A rush of silence and a sudden blackout encompassed the stage. It was for but a heartbeat. When the light returned it came all at once and lit up the entire set. Men with raised swords and protective shields stood to one side, steadfast. Their full plate armour shone silver. In opposition on the other side were beasts in the shape of men with hair of scarlet, the colour of blood. Great white wings sprouted from their shoulders. Their bare chests gleamed in the sunlight. For protection they wore surcoats with ornate intricate gold patterns that covered their bottom halves. They levelled spears with honed tips at the knights.

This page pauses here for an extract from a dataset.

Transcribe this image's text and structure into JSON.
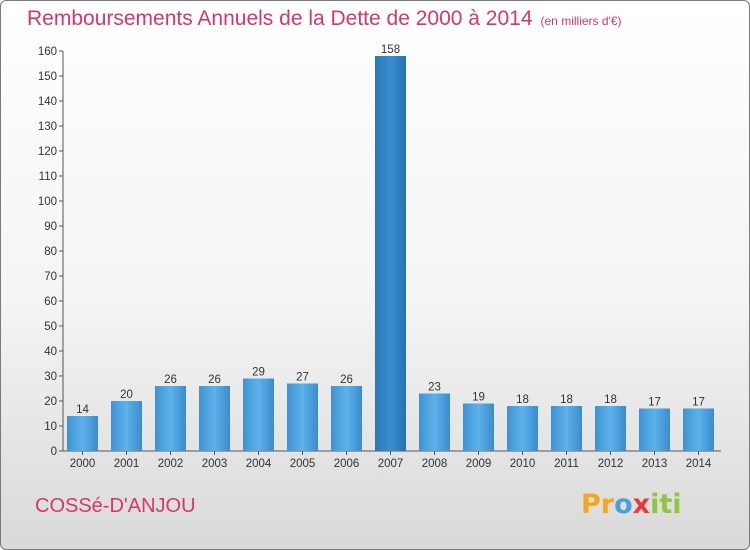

The song started once again, the voice, angelic, pleasing to the ears. This time the tune was nimble and came in short swift beats. The vibrato was rapid with slight variation in the pitch which produced such a rich, euphonious, tone it made even Captain Bacchus sit on the edge of his seat. The words from a foreign tongue, she narrated the battle between the forces; the meaning was not lost as the emotion from the Soprano depicted every scene.

After an intense battle both graphically and audibly the fight was at an end. Only one of the creatures remained in a standoff with the leader of the knights. They clashed and the drums sounded to match each blow. A furious set of strikes sent the knight’s only weapon, a bastard sword, flying away. The beast rose into the air to show its dominance before it tucked its wings in and dove for the man. A clever trick from the knight let him redirect the spear and instead impale the monster with its own shaft. A dramatic finish as she alone turned to stone, frozen in place for eternity with the human champion as the victor. The crowd roared. Bacchus noticed the rope tied to the performer. He had remained in a trance for most of the show but that one detail knocked him back to reality. He no less enjoyed it though. As the curtains closed for an interlude he was among those who applauded.